Calculate Mean Absolute Percentage Error using C++ SIMD

October 23, 2024
C++
0 Comments
67 Views

The Mean Absolute Percentage Error (MAPE) is a commonly used metric to measure the accuracy of a model. It calculates the percentage difference between actual and predicted values, normalized by the actual values. A basic implementation of MAPE works for small datasets, but optimizing the calculation with SIMD can significantly boost performance.

Here's the basic implementation:

#include <iostream>
#include <vector>
#include <cmath>

float mse(const float *a, const float *b, const size_t n) {
    float sum = 0;
    for (size_t i = 0; i < n; ++i) {
        sum += std::fabs((a[i] - b[i]) / a[i]);
    }

    return (sum / (float) n) * 100;
}

int main() {
    std::vector<float> a = {
        1, 2, 3, 4, 5, 6, 7, 8, 9, 10, 11,
        12, 13, 14, 15, 16, 17, 18,
    };
    std::vector<float> b = {
        0.5, 1, 2.5, 3, 4.5, 5, 6.5, 7, 8.5,
        9, 10.5, 11, 12.5, 13, 14.5, 15, 16.5, 17,
    };

    float value = mse(a.data(), b.data(), a.size());
    std::cout << value;

    return 0;
}

In this code, we iterate through the arrays, compute the absolute percentage difference for each pair of elements, accumulate the result, and divide by the total number of elements multiplied by 100 to get the mean absolute percentage error. Output:

13.6378

This method is effective for small datasets, but it becomes a performance bottleneck with larger data.

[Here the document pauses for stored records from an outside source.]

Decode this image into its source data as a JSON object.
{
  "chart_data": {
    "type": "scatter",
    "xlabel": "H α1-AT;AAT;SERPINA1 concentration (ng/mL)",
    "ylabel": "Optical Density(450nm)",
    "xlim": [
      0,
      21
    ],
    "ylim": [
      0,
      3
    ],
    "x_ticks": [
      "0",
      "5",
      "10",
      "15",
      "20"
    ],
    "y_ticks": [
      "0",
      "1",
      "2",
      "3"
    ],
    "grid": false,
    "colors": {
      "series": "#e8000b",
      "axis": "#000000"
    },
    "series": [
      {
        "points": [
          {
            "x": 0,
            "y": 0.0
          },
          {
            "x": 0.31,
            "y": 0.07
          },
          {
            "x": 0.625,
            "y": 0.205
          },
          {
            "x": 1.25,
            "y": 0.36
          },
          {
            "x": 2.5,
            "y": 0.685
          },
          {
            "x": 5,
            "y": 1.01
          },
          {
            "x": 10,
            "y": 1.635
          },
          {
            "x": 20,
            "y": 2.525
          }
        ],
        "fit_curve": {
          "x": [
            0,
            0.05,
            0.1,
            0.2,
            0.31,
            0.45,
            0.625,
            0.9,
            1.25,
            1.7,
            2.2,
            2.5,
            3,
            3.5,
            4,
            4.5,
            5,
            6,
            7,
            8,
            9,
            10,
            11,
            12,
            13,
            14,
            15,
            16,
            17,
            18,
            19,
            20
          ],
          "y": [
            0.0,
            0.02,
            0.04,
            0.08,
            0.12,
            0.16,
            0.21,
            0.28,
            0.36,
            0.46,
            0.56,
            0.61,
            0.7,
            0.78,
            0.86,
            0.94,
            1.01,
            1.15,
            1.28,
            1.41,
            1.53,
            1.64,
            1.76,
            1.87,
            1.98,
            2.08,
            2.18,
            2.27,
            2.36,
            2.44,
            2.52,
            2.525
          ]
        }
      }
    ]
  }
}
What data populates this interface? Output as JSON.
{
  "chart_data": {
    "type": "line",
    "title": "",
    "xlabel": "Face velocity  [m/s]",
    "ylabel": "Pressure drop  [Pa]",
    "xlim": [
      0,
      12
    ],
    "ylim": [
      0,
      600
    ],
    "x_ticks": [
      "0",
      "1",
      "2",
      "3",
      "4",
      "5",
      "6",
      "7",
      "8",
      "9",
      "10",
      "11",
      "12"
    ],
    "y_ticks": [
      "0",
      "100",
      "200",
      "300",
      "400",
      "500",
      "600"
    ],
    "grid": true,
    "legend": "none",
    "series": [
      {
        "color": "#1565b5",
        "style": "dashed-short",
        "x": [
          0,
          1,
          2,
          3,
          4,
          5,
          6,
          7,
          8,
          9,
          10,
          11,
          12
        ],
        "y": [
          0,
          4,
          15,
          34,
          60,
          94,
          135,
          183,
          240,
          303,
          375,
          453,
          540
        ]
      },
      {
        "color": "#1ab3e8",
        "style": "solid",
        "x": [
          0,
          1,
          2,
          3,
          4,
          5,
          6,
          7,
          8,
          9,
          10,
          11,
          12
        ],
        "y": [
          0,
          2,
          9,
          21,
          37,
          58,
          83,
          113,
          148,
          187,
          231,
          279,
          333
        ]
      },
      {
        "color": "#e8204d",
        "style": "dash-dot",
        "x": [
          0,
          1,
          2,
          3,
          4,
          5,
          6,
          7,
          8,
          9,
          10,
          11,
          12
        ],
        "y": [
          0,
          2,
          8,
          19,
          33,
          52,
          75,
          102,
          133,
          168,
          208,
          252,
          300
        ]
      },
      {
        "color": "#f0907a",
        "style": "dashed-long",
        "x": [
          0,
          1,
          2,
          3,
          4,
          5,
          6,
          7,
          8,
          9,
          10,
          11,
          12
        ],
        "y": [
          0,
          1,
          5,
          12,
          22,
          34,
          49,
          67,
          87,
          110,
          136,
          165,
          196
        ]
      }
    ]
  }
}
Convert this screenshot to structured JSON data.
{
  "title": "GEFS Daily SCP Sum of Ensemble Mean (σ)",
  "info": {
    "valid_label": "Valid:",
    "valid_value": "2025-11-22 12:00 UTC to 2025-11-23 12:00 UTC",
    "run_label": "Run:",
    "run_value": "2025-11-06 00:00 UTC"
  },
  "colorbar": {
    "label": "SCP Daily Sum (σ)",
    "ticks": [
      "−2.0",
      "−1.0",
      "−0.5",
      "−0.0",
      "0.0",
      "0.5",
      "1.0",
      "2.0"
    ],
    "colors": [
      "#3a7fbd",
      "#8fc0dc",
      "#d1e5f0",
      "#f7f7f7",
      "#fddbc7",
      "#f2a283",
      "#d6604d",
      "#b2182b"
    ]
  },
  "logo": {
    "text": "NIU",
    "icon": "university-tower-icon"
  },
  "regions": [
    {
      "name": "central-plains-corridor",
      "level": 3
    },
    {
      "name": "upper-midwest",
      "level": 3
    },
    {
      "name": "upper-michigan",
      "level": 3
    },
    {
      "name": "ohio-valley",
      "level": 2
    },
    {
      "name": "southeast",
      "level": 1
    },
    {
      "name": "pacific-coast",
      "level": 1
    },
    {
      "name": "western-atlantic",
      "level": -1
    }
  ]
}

Here's the optimized implementation using AVX2:

#include <immintrin.h>

float mse(const float *a, const float *b, const size_t n) {
    __m256 signMask = _mm256_set1_ps(-0.0f);
    __m256 vsum = _mm256_setzero_ps();

    size_t i = 0;
    for (; i + 8 <= n; i += 8) {
        __m256 va = _mm256_loadu_ps(&a[i]);
        __m256 vb = _mm256_loadu_ps(&b[i]);
        __m256 vdiff = _mm256_sub_ps(va, vb);
        vdiff = _mm256_div_ps(vdiff, va);
        vdiff = _mm256_andnot_ps(signMask, vdiff);
        vsum = _mm256_add_ps(vsum, vdiff);
    }

    __m128 bottom = _mm256_castps256_ps128(vsum);
    __m128 top = _mm256_extractf128_ps(vsum, 1);

    bottom = _mm_add_ps(bottom, top);
    bottom = _mm_hadd_ps(bottom, bottom);
    bottom = _mm_hadd_ps(bottom, bottom);

    float sum = _mm_cvtss_f32(bottom);
    for (; i < n; ++i) {
        sum += std::fabs((a[i] - b[i]) / a[i]);
    }

    return (sum / (float) n) * 100;
}

AVX2 code explanation:

_mm256_loadu_ps loads 8 floating-point elements from arrays.
_mm256_sub_ps and _mm256_div_ps used for subtraction and division to compute the percentage difference between elements.
_mm256_andnot_ps calculates the absolute value of the differences.
_mm256_add_ps used to accumulate results in the vsum register.

To convert the SIMD result back to a scalar, we first split the vsum into two halves, add them together, and reduce the sum to a single value.

The remaining elements are processed using a scalar loop at the end.